Note: It’s been almost a month since this day but things have been crazy the last couple weeks and I’ve just gotten around to transcribing my journal from this trip.

Niagara Falls Day 2

Today wasn’t as an early start as yesterday As I sit on a café terrace in the hotel in the cool summer air I ache from the adventures of today.

After a good nights sleep and filling breakfast we headed to the white water walk where we first take an elevator underground to the Niagara river bank. The moment you step out of the chilly tunnel you hear the rush of the class six rapids. This is one of the most intense and dangerous rapids in the world. It’s top speeds are 100 km/hr and it is often declared to dangerous to run. Although I’d like to white water raft once in my life I’d prefer something a little intense. On the observation deck my boots get soaked from the crashing waves which hit us every minute or so. Eventually a park guide comes down and declares it to dangerous for us and we head back to the elevator.
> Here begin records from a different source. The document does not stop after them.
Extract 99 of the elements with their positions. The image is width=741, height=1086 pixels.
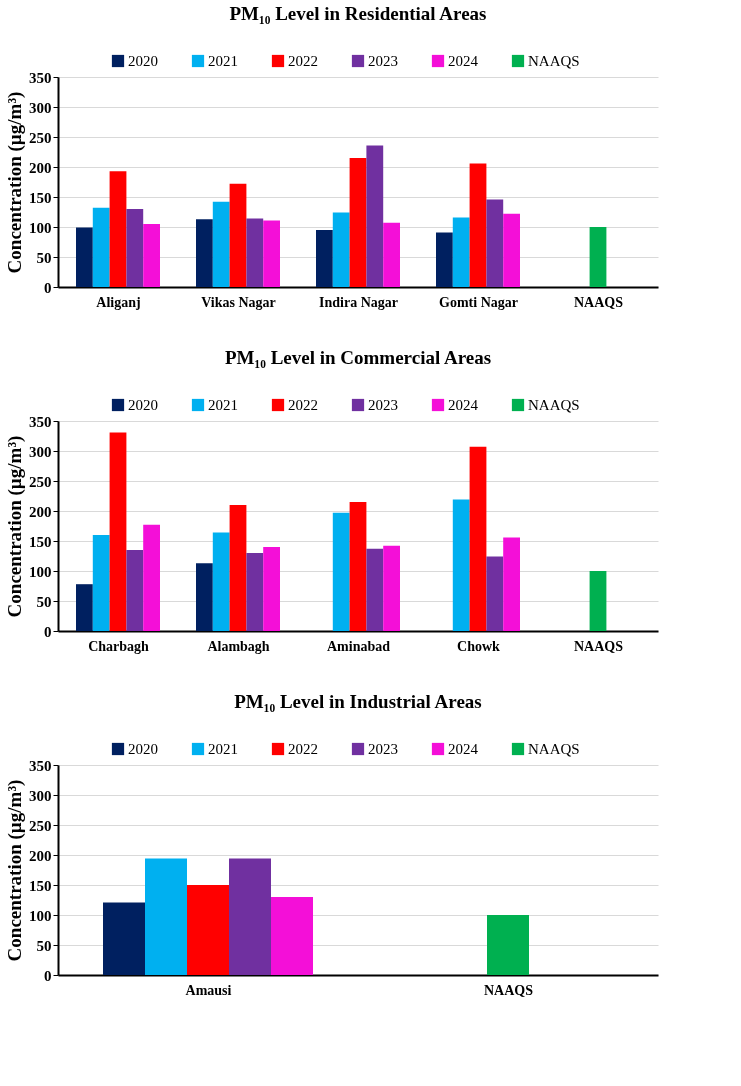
y-tick-label: 150: [29, 189, 52, 206]
bar: [143, 224, 160, 287]
bar: [263, 220, 280, 287]
bar: [349, 158, 367, 287]
bar: [76, 227, 93, 287]
bar: [503, 537, 520, 631]
y-tick-label: 200: [29, 503, 52, 520]
bar: [109, 432, 127, 631]
bar: [503, 213, 520, 287]
bar: [212, 532, 230, 631]
x-tick-label: Alambagh: [207, 638, 270, 654]
legend-label: 2020: [128, 397, 158, 413]
y-tick-label: 0: [44, 623, 52, 640]
y-tick-label: 50: [36, 249, 52, 266]
y-tick-label: 100: [29, 907, 52, 924]
chart-title: PM₁₀ Level in Commercial Areas: [224, 347, 492, 368]
legend-label: 2021: [208, 53, 238, 69]
y-axis-title: Concentration (µg/m³): [4, 91, 26, 274]
legend-label: 2021: [208, 397, 238, 413]
x-tick-label: Aliganj: [96, 294, 141, 310]
legend-label: 2022: [288, 53, 318, 69]
bar: [452, 217, 470, 287]
bar: [109, 171, 127, 287]
y-tick-label: 200: [29, 847, 52, 864]
y-tick-label: 250: [29, 473, 52, 490]
x-tick-label: NAAQS: [573, 638, 624, 654]
bar: [246, 553, 264, 631]
bar: [76, 584, 93, 631]
bar: [332, 212, 350, 287]
y-tick-label: 100: [29, 563, 52, 580]
x-tick-label: Charbagh: [88, 638, 150, 654]
bar: [366, 548, 384, 631]
y-tick-label: 350: [29, 757, 52, 774]
y-tick-label: 350: [29, 69, 52, 86]
y-tick-label: 300: [29, 99, 52, 116]
bar: [383, 222, 400, 287]
y-tick-label: 250: [29, 817, 52, 834]
legend-label: 2024: [448, 741, 479, 757]
bar: [229, 505, 247, 631]
y-tick-label: 0: [44, 967, 52, 984]
y-tick-label: 350: [29, 413, 52, 430]
bar: [589, 227, 607, 287]
bar: [263, 547, 280, 631]
y-tick-label: 150: [29, 533, 52, 550]
y-tick-label: 150: [29, 877, 52, 894]
y-tick-label: 250: [29, 129, 52, 146]
bar: [229, 183, 247, 287]
legend-label: 2023: [368, 53, 398, 69]
bar: [212, 201, 230, 287]
bar: [246, 218, 264, 287]
y-tick-label: 50: [36, 593, 52, 610]
x-tick-label: Vikas Nagar: [201, 294, 276, 310]
y-tick-label: 50: [36, 937, 52, 954]
bar: [126, 209, 144, 287]
legend-label: 2020: [128, 741, 158, 757]
legend-label: 2023: [368, 397, 398, 413]
bar: [436, 232, 453, 287]
bar: [486, 199, 504, 287]
bar: [469, 446, 487, 631]
bar: [316, 230, 333, 287]
y-tick-label: 300: [29, 443, 52, 460]
x-tick-label: NAAQS: [573, 294, 624, 310]
bar: [469, 163, 487, 287]
bar: [332, 512, 350, 631]
legend-label: 2023: [368, 741, 398, 757]
bar: [366, 145, 384, 287]
bar: [143, 524, 160, 631]
bar: [196, 219, 213, 287]
bar: [196, 563, 213, 631]
x-tick-label: Amausi: [185, 982, 232, 998]
y-axis-title: Concentration (µg/m³): [4, 779, 26, 962]
bar: [486, 556, 504, 631]
x-tick-label: Chowk: [457, 638, 501, 654]
legend-label: NAAQS: [528, 741, 580, 757]
legend-label: 2024: [448, 53, 479, 69]
bar: [126, 550, 144, 631]
chart-title: PM₁₀ Level in Industrial Areas: [234, 691, 482, 712]
x-tick-label: Indira Nagar: [319, 294, 398, 310]
bar: [92, 207, 110, 287]
bar: [349, 502, 367, 631]
legend-label: 2022: [288, 741, 318, 757]
chart-title: PM₁₀ Level in Residential Areas: [229, 3, 487, 24]
legend-label: NAAQS: [528, 53, 580, 69]
y-tick-label: 100: [29, 219, 52, 236]
y-tick-label: 0: [44, 279, 52, 296]
legend-label: 2024: [448, 397, 479, 413]
bar: [92, 535, 110, 631]
y-axis-title: Concentration (µg/m³): [4, 435, 26, 618]
bar: [589, 571, 607, 631]
bar: [452, 499, 470, 631]
legend-label: 2022: [288, 397, 318, 413]
x-tick-label: Gomti Nagar: [439, 294, 518, 310]
x-tick-label: Aminabad: [326, 638, 391, 654]
bar: [383, 545, 400, 631]
legend-label: 2021: [208, 741, 238, 757]
y-tick-label: 200: [29, 159, 52, 176]
legend-label: NAAQS: [528, 397, 580, 413]
legend-label: 2020: [128, 53, 158, 69]
y-tick-label: 300: [29, 787, 52, 804]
While we wait for our bus I find some kind of Buddhist Monastery. The statues of Fu-Dogs and traditional Chinese monastic architecture are out of place near the gorge of the river.
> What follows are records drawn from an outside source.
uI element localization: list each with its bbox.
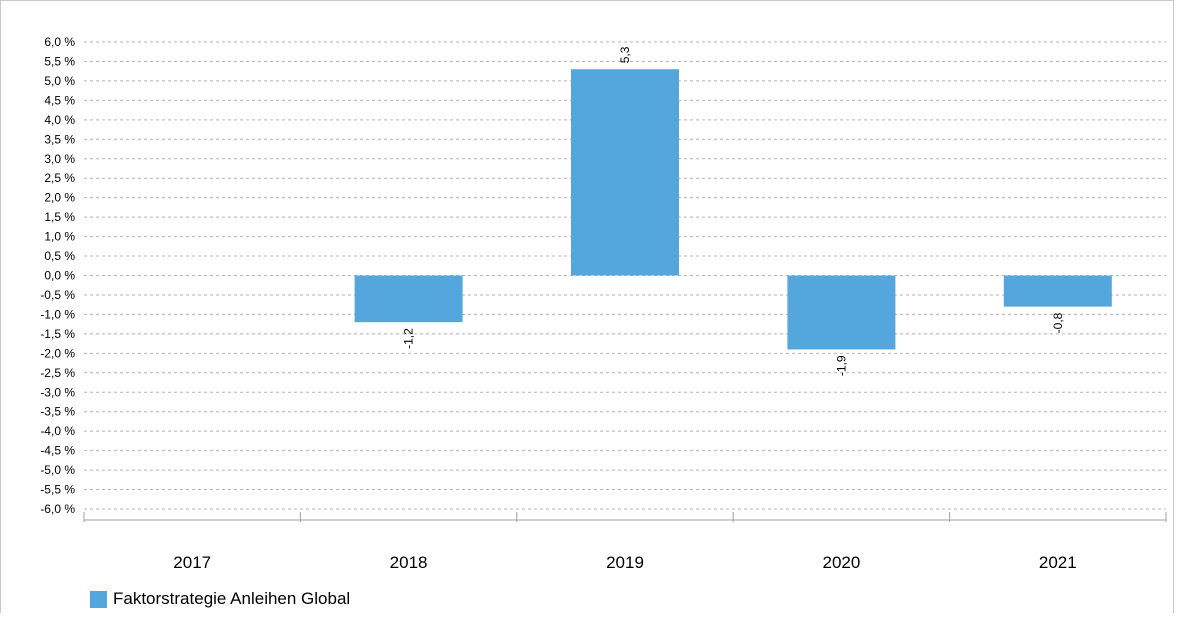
y-tick-label: 1,0 % bbox=[44, 230, 75, 244]
x-tick-label: 2018 bbox=[390, 553, 428, 572]
y-tick-label: 5,0 % bbox=[44, 74, 75, 88]
y-tick-label: 2,5 % bbox=[44, 171, 75, 185]
y-tick-label: -2,0 % bbox=[40, 346, 75, 360]
y-tick-label: 2,0 % bbox=[44, 191, 75, 205]
data-label-2019: 5,3 bbox=[618, 46, 632, 63]
y-tick-label: 1,5 % bbox=[44, 210, 75, 224]
y-tick-label: -4,5 % bbox=[40, 444, 75, 458]
bar-2019 bbox=[571, 69, 679, 276]
y-tick-label: -1,5 % bbox=[40, 327, 75, 341]
y-tick-label: -3,0 % bbox=[40, 385, 75, 399]
bar-2018 bbox=[354, 275, 463, 323]
y-tick-label: -2,5 % bbox=[40, 366, 75, 380]
y-tick-label: -6,0 % bbox=[40, 502, 75, 516]
y-tick-label: 6,0 % bbox=[44, 35, 75, 49]
y-tick-label: -5,5 % bbox=[40, 483, 75, 497]
x-tick-label: 2020 bbox=[822, 553, 860, 572]
data-label-2021: -0,8 bbox=[1051, 312, 1065, 333]
x-axis-tick-labels: 2017 2018 2019 2020 2021 bbox=[173, 553, 1076, 572]
x-tick-label: 2021 bbox=[1039, 553, 1077, 572]
y-tick-label: -0,5 % bbox=[40, 288, 75, 302]
y-tick-label: 0,0 % bbox=[44, 269, 75, 283]
x-axis bbox=[83, 512, 1167, 522]
y-tick-label: -3,5 % bbox=[40, 405, 75, 419]
y-tick-label: 5,5 % bbox=[44, 54, 75, 68]
bar-2021 bbox=[1003, 275, 1112, 307]
y-tick-label: 3,5 % bbox=[44, 132, 75, 146]
y-tick-label: 3,0 % bbox=[44, 152, 75, 166]
y-tick-label: 4,0 % bbox=[44, 113, 75, 127]
bar-2020 bbox=[787, 275, 896, 350]
y-tick-label: 4,5 % bbox=[44, 93, 75, 107]
x-tick-label: 2019 bbox=[606, 553, 644, 572]
bars bbox=[354, 69, 1112, 350]
y-tick-label: 0,5 % bbox=[44, 249, 75, 263]
y-tick-label: -4,0 % bbox=[40, 424, 75, 438]
legend: Faktorstrategie Anleihen Global bbox=[90, 589, 350, 609]
y-tick-label: -1,0 % bbox=[40, 307, 75, 321]
x-tick-label: 2017 bbox=[173, 553, 211, 572]
y-axis-tick-labels: 6,0 % 5,5 % 5,0 % 4,5 % 4,0 % 3,5 % 3,0 % 2,5 %… bbox=[40, 35, 75, 516]
data-label-2020: -1,9 bbox=[834, 355, 848, 376]
data-label-2018: -1,2 bbox=[402, 328, 416, 349]
legend-swatch bbox=[90, 590, 107, 608]
data-labels: -1,2 5,3 -1,9 -0,8 bbox=[402, 46, 1065, 376]
legend-label: Faktorstrategie Anleihen Global bbox=[113, 589, 351, 608]
y-tick-label: -5,0 % bbox=[40, 463, 75, 477]
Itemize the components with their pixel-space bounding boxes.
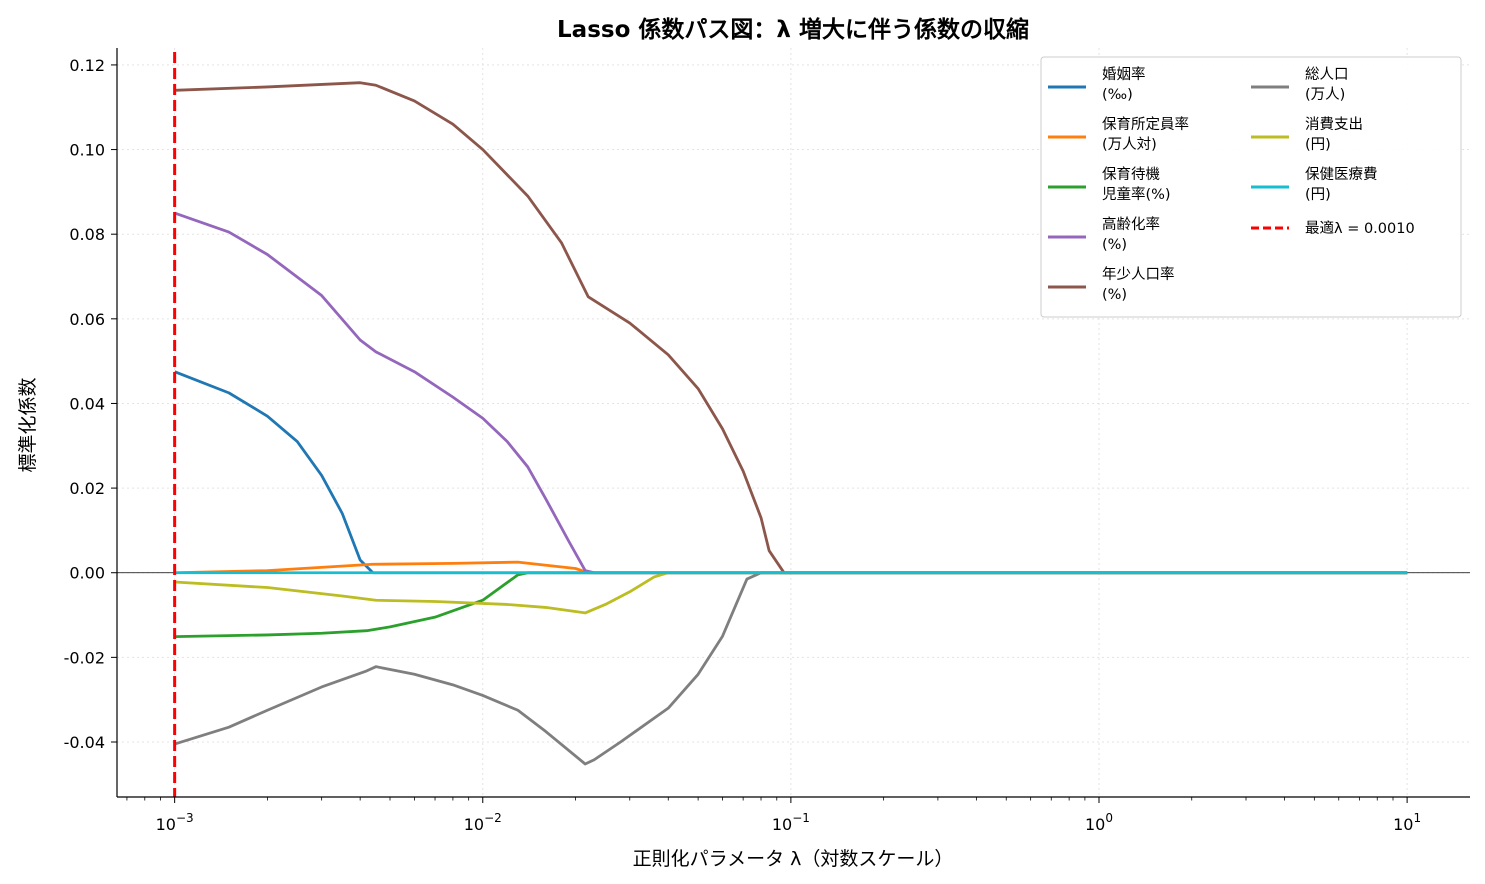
y-tick-label: 0.02 xyxy=(69,479,105,498)
x-tick-label: 10−1 xyxy=(772,811,810,834)
legend-label: 児童率(%) xyxy=(1102,185,1171,203)
legend-label: 消費支出 xyxy=(1305,116,1363,133)
x-tick-label: 100 xyxy=(1085,811,1113,834)
series-layer xyxy=(174,81,1408,766)
legend-label: 高齢化率 xyxy=(1102,216,1160,233)
legend-label: (万人対) xyxy=(1102,136,1157,153)
legend-label: 保育所定員率 xyxy=(1102,116,1189,133)
legend-label: (円) xyxy=(1305,187,1331,203)
legend-label: (円) xyxy=(1305,137,1331,153)
legend-label: 婚姻率 xyxy=(1102,66,1146,83)
x-tick-label: 10−3 xyxy=(156,811,194,834)
legend-label: (%) xyxy=(1102,287,1127,303)
y-tick-label: -0.04 xyxy=(64,733,105,752)
axes xyxy=(111,48,1470,803)
series-line xyxy=(174,571,1408,766)
y-tick-label: 0.08 xyxy=(69,225,105,244)
legend-label: 保育待機 xyxy=(1102,166,1160,183)
legend-label: 年少人口率 xyxy=(1102,266,1175,283)
chart-title: Lasso 係数パス図：λ 増大に伴う係数の収縮 xyxy=(557,16,1029,43)
tick-labels: 0.12 0.10 0.08 0.06 0.04 0.02 0.00 -0.02 -0.04 10… xyxy=(64,56,1422,834)
series-line xyxy=(174,81,1408,575)
series-line xyxy=(174,571,1408,615)
legend-label: (‰) xyxy=(1102,87,1133,103)
y-tick-label: 0.10 xyxy=(69,141,105,160)
y-tick-label: 0.00 xyxy=(69,564,105,583)
series-line xyxy=(174,211,1408,575)
y-tick-label: 0.06 xyxy=(69,310,105,329)
legend-label: (万人) xyxy=(1305,86,1345,103)
y-axis-title: 標準化係数 xyxy=(17,377,39,472)
legend-label: 総人口 xyxy=(1305,66,1349,83)
legend-label: (%) xyxy=(1102,237,1127,253)
x-tick-label: 101 xyxy=(1393,811,1421,834)
y-tick-label: 0.12 xyxy=(69,56,105,75)
legend-label: 保健医療費 xyxy=(1305,166,1378,183)
series-line xyxy=(174,370,1408,575)
x-axis-title: 正則化パラメータ λ（対数スケール） xyxy=(633,848,954,870)
y-tick-label: -0.02 xyxy=(64,648,105,667)
y-tick-label: 0.04 xyxy=(69,394,105,413)
x-tick-label: 10−2 xyxy=(464,811,502,834)
legend-label: 最適λ = 0.0010 xyxy=(1305,219,1415,237)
After seeing where the water from the falls ends up we head back north to the source via The Hornblower. We are given bright red ponchos that make us stand out in the aqua colored water and we take a place at the stern of the boat next to a Canadian flag.


The waters are surprisingly calm for the power they deliver further south. There’s some bobbing of the boat as we get closer to the falls but the waves never seem to get to intense.

Giant rocks prevent us from getting too close to the first falls. I take a picture with my phone and find I’m close enough to Buffalo, New York to get service. I suppose I can technically count this as being to the city.

From there we get closer to the horse shoe falls and are bombarded with the mist from water falling 58 meters. I shelter my camera and phone with my poncho and wait for the boat to turn us around before taking my shots. Meanwhile my glasses have become covered in drops.

With soaking we shoes we return to land and enjoy a local beer as I take off my boots and let my socks dry in the sun. It’s to no avail as the inserts of my boots retain the water and when I put them back on I feel them squish and cool water leaks between my toes.

I see a park ranger with a falcon nearby but she’s gone as soon as I get my camera out.

Still wet and reeling from the falls we catch the bus to Table Rock where there’s time before we see Niagara’s Fury so we get some surprisingly good sushi from a stand before heading into the movie. I’m a bit surprised when they hand us ponchos, but after watching the short film with animated beavers, owls, polar bears who say “eh?” and hockey playing woolly mammoths we enter a 360-degree theater with grated floors and water all around. As another movie plays we’re hit with thunder, lightening, rain, and snow.

Finally the last adventure of the day is to walk behind the falls. We once more get a poncho after descending the surface through a dark we tunnel. Walking behind the falls wasn’t exactly what I expected, a small hole with water dripping in. But when we get to the observation deck on the side of the falls we’re met with the power once more. It’s breath taking.


After completing the adventures, we head back to the room and I peel off my still soaking socks. My parents and I agree that a good steak dinner sounds good so we head to a steak house in our hotel.

The bill, after tip, is over $500. It is amazing but holy shit. The server in me envies her 20% tip that could make good payments on my credit cards or help me with books for grad school. Regardless, it’s a dinner we won’t forget.